"The Garcetti Virus" and an erosion of whistleblower's rights

In Nancy M. Modesitt’s recent research article “The Garcetti Virus,” she explains how a doctrine known as the job duties exclusion has come to erode protections once afforded to whistleblowers. She explains that this doctrine allows the discharge of an individual who discovers illegal activities while performing his or her job and then reports those issues to a supervisor. Although one might think the current whistleblower laws would protect such disclosures, Modesitt explains that is no longer the case.

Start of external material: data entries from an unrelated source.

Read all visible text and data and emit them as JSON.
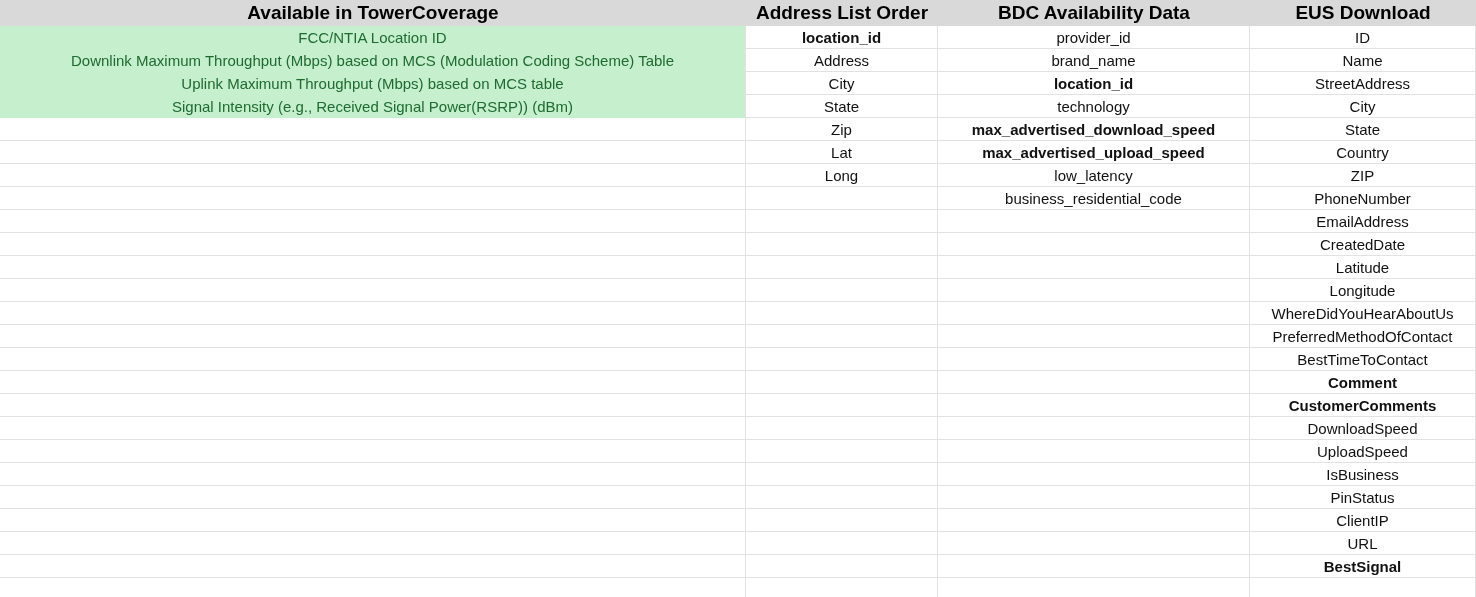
{
  "columns": [
    {
      "header": "Available in TowerCoverage",
      "cells": [
        {
          "text": "FCC/NTIA Location ID",
          "bold": false,
          "highlighted": true
        },
        {
          "text": "Downlink Maximum Throughput (Mbps) based on MCS (Modulation Coding Scheme) Table",
          "bold": false,
          "highlighted": true
        },
        {
          "text": "Uplink Maximum Throughput (Mbps) based on MCS table",
          "bold": false,
          "highlighted": true
        },
        {
          "text": "Signal Intensity (e.g., Received Signal Power(RSRP)) (dBm)",
          "bold": false,
          "highlighted": true
        }
      ]
    },
    {
      "header": "Address List Order",
      "cells": [
        {
          "text": "location_id",
          "bold": true,
          "highlighted": false
        },
        {
          "text": "Address",
          "bold": false,
          "highlighted": false
        },
        {
          "text": "City",
          "bold": false,
          "highlighted": false
        },
        {
          "text": "State",
          "bold": false,
          "highlighted": false
        },
        {
          "text": "Zip",
          "bold": false,
          "highlighted": false
        },
        {
          "text": "Lat",
          "bold": false,
          "highlighted": false
        },
        {
          "text": "Long",
          "bold": false,
          "highlighted": false
        }
      ]
    },
    {
      "header": "BDC Availability Data",
      "cells": [
        {
          "text": "provider_id",
          "bold": false,
          "highlighted": false
        },
        {
          "text": "brand_name",
          "bold": false,
          "highlighted": false
        },
        {
          "text": "location_id",
          "bold": true,
          "highlighted": false
        },
        {
          "text": "technology",
          "bold": false,
          "highlighted": false
        },
        {
          "text": "max_advertised_download_speed",
          "bold": true,
          "highlighted": false
        },
        {
          "text": "max_advertised_upload_speed",
          "bold": true,
          "highlighted": false
        },
        {
          "text": "low_latency",
          "bold": false,
          "highlighted": false
        },
        {
          "text": "business_residential_code",
          "bold": false,
          "highlighted": false
        }
      ]
    },
    {
      "header": "EUS Download",
      "cells": [
        {
          "text": "ID",
          "bold": false,
          "highlighted": false
        },
        {
          "text": "Name",
          "bold": false,
          "highlighted": false
        },
        {
          "text": "StreetAddress",
          "bold": false,
          "highlighted": false
        },
        {
          "text": "City",
          "bold": false,
          "highlighted": false
        },
        {
          "text": "State",
          "bold": false,
          "highlighted": false
        },
        {
          "text": "Country",
          "bold": false,
          "highlighted": false
        },
        {
          "text": "ZIP",
          "bold": false,
          "highlighted": false
        },
        {
          "text": "PhoneNumber",
          "bold": false,
          "highlighted": false
        },
        {
          "text": "EmailAddress",
          "bold": false,
          "highlighted": false
        },
        {
          "text": "CreatedDate",
          "bold": false,
          "highlighted": false
        },
        {
          "text": "Latitude",
          "bold": false,
          "highlighted": false
        },
        {
          "text": "Longitude",
          "bold": false,
          "highlighted": false
        },
        {
          "text": "WhereDidYouHearAboutUs",
          "bold": false,
          "highlighted": false
        },
        {
          "text": "PreferredMethodOfContact",
          "bold": false,
          "highlighted": false
        },
        {
          "text": "BestTimeToContact",
          "bold": false,
          "highlighted": false
        },
        {
          "text": "Comment",
          "bold": true,
          "highlighted": false
        },
        {
          "text": "CustomerComments",
          "bold": true,
          "highlighted": false
        },
        {
          "text": "DownloadSpeed",
          "bold": false,
          "highlighted": false
        },
        {
          "text": "UploadSpeed",
          "bold": false,
          "highlighted": false
        },
        {
          "text": "IsBusiness",
          "bold": false,
          "highlighted": false
        },
        {
          "text": "PinStatus",
          "bold": false,
          "highlighted": false
        },
        {
          "text": "ClientIP",
          "bold": false,
          "highlighted": false
        },
        {
          "text": "URL",
          "bold": false,
          "highlighted": false
        },
        {
          "text": "BestSignal",
          "bold": true,
          "highlighted": false
        }
      ]
    }
  ]
}
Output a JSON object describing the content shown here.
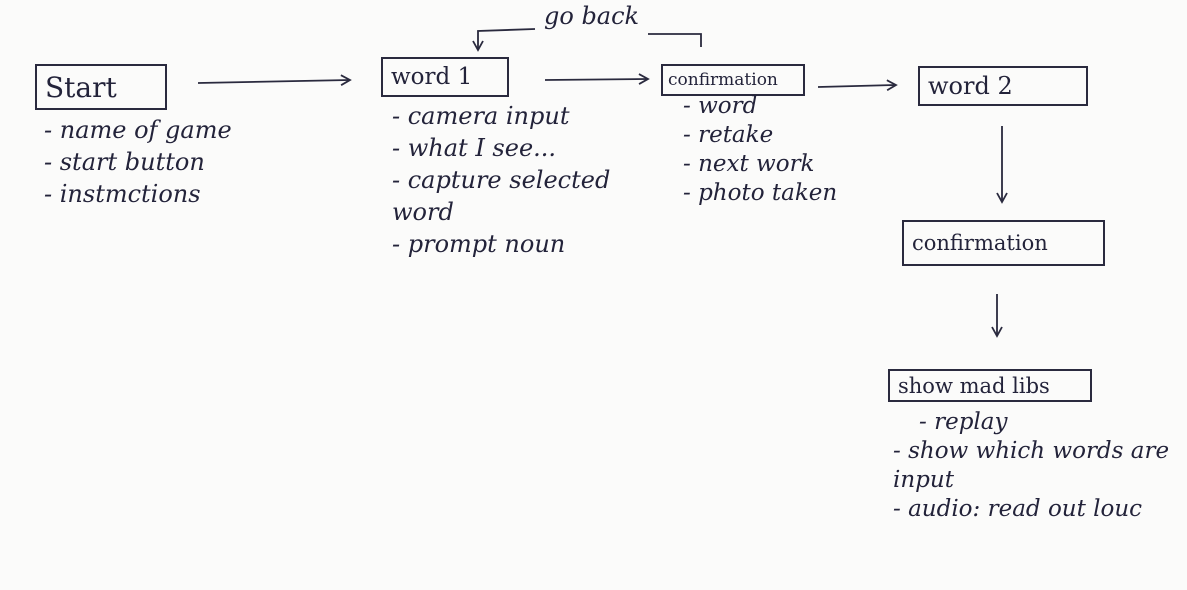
{
  "nodes": {
    "start": "Start",
    "word1": "word 1",
    "confirm1": "confirmation",
    "word2": "word 2",
    "confirm2": "confirmation",
    "madlibs": "show mad libs"
  },
  "edge_labels": {
    "go_back": "go back"
  },
  "notes": {
    "start": [
      "- name of game",
      "- start button",
      "- instmctions"
    ],
    "word1": [
      "- camera input",
      "- what I see...",
      "- capture selected word",
      "- prompt noun"
    ],
    "confirm1": [
      "- word",
      "- retake",
      "- next work",
      "- photo taken"
    ],
    "madlibs": [
      "- replay",
      "- show which words are input",
      "- audio: read out louc"
    ]
  },
  "colors": {
    "ink": "#23233a",
    "paper": "#fbfbfa"
  }
}
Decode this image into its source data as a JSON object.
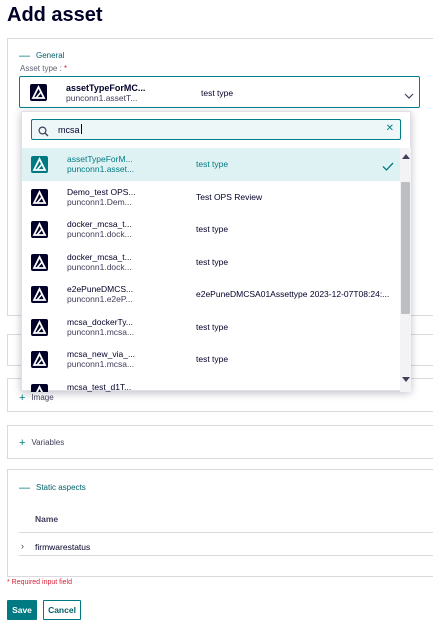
{
  "page": {
    "title": "Add asset"
  },
  "general": {
    "section_title": "General",
    "asset_type_label": "Asset type :",
    "required_marker": "*",
    "selected": {
      "name": "assetTypeForMC...",
      "sub": "punconn1.assetT...",
      "type": "test type"
    }
  },
  "dropdown": {
    "search_value": "mcsa",
    "options": [
      {
        "name": "assetTypeForM...",
        "sub": "punconn1.asset...",
        "type": "test type",
        "selected": true
      },
      {
        "name": "Demo_test OPS...",
        "sub": "punconn1.Dem...",
        "type": "Test OPS Review",
        "selected": false
      },
      {
        "name": "docker_mcsa_t...",
        "sub": "punconn1.dock...",
        "type": "test type",
        "selected": false
      },
      {
        "name": "docker_mcsa_t...",
        "sub": "punconn1.dock...",
        "type": "test type",
        "selected": false
      },
      {
        "name": "e2ePuneDMCS...",
        "sub": "punconn1.e2eP...",
        "type": "e2ePuneDMCSA01Assettype 2023-12-07T08:24:...",
        "selected": false
      },
      {
        "name": "mcsa_dockerTy...",
        "sub": "punconn1.mcsa...",
        "type": "test type",
        "selected": false
      },
      {
        "name": "mcsa_new_via_...",
        "sub": "punconn1.mcsa...",
        "type": "test type",
        "selected": false
      },
      {
        "name": "mcsa_test_d1T...",
        "sub": "",
        "type": "",
        "selected": false
      }
    ]
  },
  "sections": {
    "image": "Image",
    "variables": "Variables",
    "static_aspects": "Static aspects"
  },
  "static_table": {
    "column_name": "Name",
    "rows": [
      "firmwarestatus"
    ]
  },
  "footer": {
    "required_note": "* Required input field",
    "save_label": "Save",
    "cancel_label": "Cancel"
  },
  "colors": {
    "accent": "#007a82",
    "required": "#d72339",
    "selected_bg": "#dff2f3"
  }
}
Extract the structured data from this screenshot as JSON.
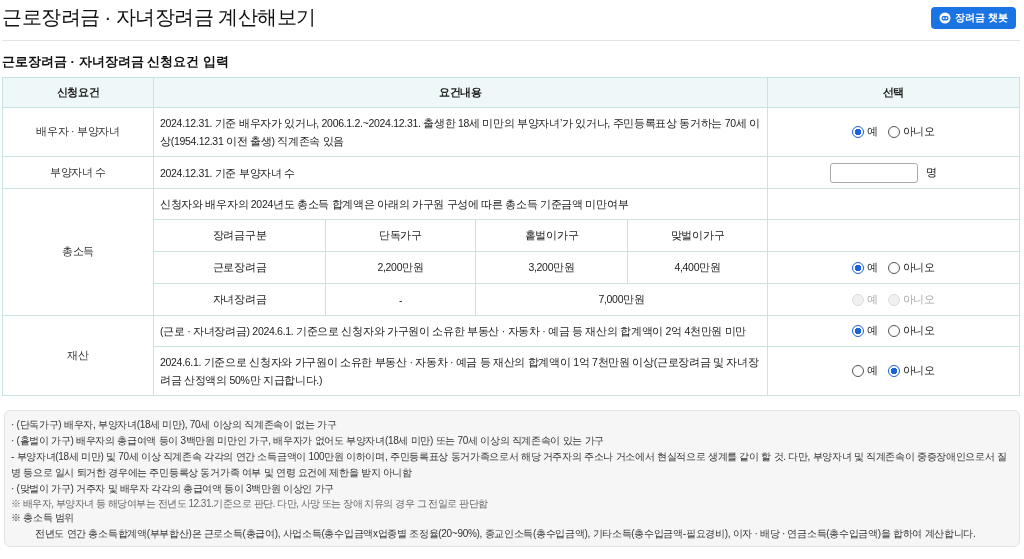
{
  "header": {
    "title": "근로장려금 · 자녀장려금 계산해보기",
    "chatbot_button": "장려금 챗봇"
  },
  "section_title": "근로장려금 · 자녀장려금 신청요건 입력",
  "table": {
    "columns": [
      "신청요건",
      "요건내용",
      "선택"
    ],
    "rows": [
      {
        "kind": "radio",
        "label": "배우자 · 부양자녀",
        "content": "2024.12.31. 기준 배우자가 있거나, 2006.1.2.~2024.12.31. 출생한 18세 미만의 부양자녀’가 있거나, 주민등록표상 동거하는 70세 이상(1954.12.31 이전 출생) 직계존속 있음",
        "options": [
          {
            "label": "예",
            "selected": true
          },
          {
            "label": "아니오",
            "selected": false
          }
        ]
      },
      {
        "kind": "count",
        "label": "부양자녀 수",
        "content": "2024.12.31. 기준 부양자녀 수",
        "unit": "명"
      },
      {
        "kind": "income",
        "label": "총소득",
        "content": "신청자와 배우자의 2024년도 총소득 합계액은 아래의 가구원 구성에 따른 총소득 기준금액 미만여부",
        "columns": [
          "장려금구분",
          "단독가구",
          "홑벌이가구",
          "맞벌이가구"
        ],
        "rows": [
          {
            "cells": [
              "근로장려금",
              "2,200만원",
              "3,200만원",
              "4,400만원"
            ],
            "disabled": false,
            "options": [
              {
                "label": "예",
                "selected": true
              },
              {
                "label": "아니오",
                "selected": false
              }
            ]
          },
          {
            "cells": [
              "자녀장려금",
              "-",
              {
                "text": "7,000만원",
                "colspan": 2
              }
            ],
            "disabled": true,
            "options": [
              {
                "label": "예",
                "selected": false
              },
              {
                "label": "아니오",
                "selected": false
              }
            ]
          }
        ]
      },
      {
        "kind": "multi",
        "label": "재산",
        "items": [
          {
            "content": "(근로 · 자녀장려금) 2024.6.1. 기준으로 신청자와 가구원이 소유한 부동산 · 자동차 · 예금 등 재산의 합계액이 2억 4천만원 미만",
            "options": [
              {
                "label": "예",
                "selected": true
              },
              {
                "label": "아니오",
                "selected": false
              }
            ]
          },
          {
            "content": "2024.6.1. 기준으로 신청자와 가구원이 소유한 부동산 · 자동차 · 예금 등 재산의 합계액이 1억 7천만원 이상(근로장려금 및 자녀장려금 산정액의 50%만 지급합니다.)",
            "options": [
              {
                "label": "예",
                "selected": false
              },
              {
                "label": "아니오",
                "selected": true
              }
            ]
          }
        ]
      }
    ]
  },
  "notes": [
    {
      "kind": "line",
      "text": "· (단독가구) 배우자, 부양자녀(18세 미만), 70세 이상의 직계존속이 없는 가구"
    },
    {
      "kind": "line",
      "text": "· (홑벌이 가구) 배우자의 총급여액 등이 3백만원 미만인 가구, 배우자가 없어도 부양자녀(18세 미만) 또는 70세 이상의 직계존속이 있는 가구"
    },
    {
      "kind": "line",
      "text": "- 부양자녀(18세 미만) 및 70세 이상 직계존속 각각의 연간 소득금액이 100만원 이하이며, 주민등록표상 동거가족으로서 해당 거주자의 주소나 거소에서 현실적으로 생계를 같이 할 것. 다만, 부양자녀 및 직계존속이 중증장애인으로서 질병 등으로 일시 퇴거한 경우에는 주민등록상 동거가족 여부 및 연령 요건에 제한을 받지 아니함"
    },
    {
      "kind": "line",
      "text": "· (맞벌이 가구) 거주자 및 배우자 각각의 총급여액 등이 3백만원 이상인 가구"
    },
    {
      "kind": "small",
      "text": "※ 배우자, 부양자녀 등 해당여부는 전년도 12.31.기준으로 판단. 다만, 사망 또는 장애 치유의 경우 그 전일로 판단함"
    },
    {
      "kind": "line",
      "text": "※ 총소득 범위"
    },
    {
      "kind": "indent",
      "text": "전년도 연간 총소득합계액(부부합산)은 근로소득(총급여), 사업소득(총수입금액x업종별 조정율(20~90%), 종교인소득(총수입금액), 기타소득(총수입금액-필요경비), 이자 · 배당 · 연금소득(총수입금액)을 합하여 계산합니다."
    }
  ]
}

Modesitt details how the the Federal Circuit created the job duties exclusion more than a decade ago in the case of Wills v. Department of Agriculture (1998). The case involved an employee in the Department of Agriculture who reported to his supervisor that a number of farms he had investigated were not complying with a government soil-protection program. The supervisor disagreed with the employee’s findings and overruled him on 6 of the 7 cases. The employee complained about the decision and later claimed that he was retaliated against for his comments. When the case was heard by the Federal Circuit, the court decided that the employees comments did not put him “at personal risk for the benefit of the public good.” As such, the court ruled that his comments could not “constitute a protected disclosure under the [Whistleblowers Protection Act (WPA)].” In later cases involving disclosures made by federal employees, the courts further limited the protection afforded to them for their whistleblower activities.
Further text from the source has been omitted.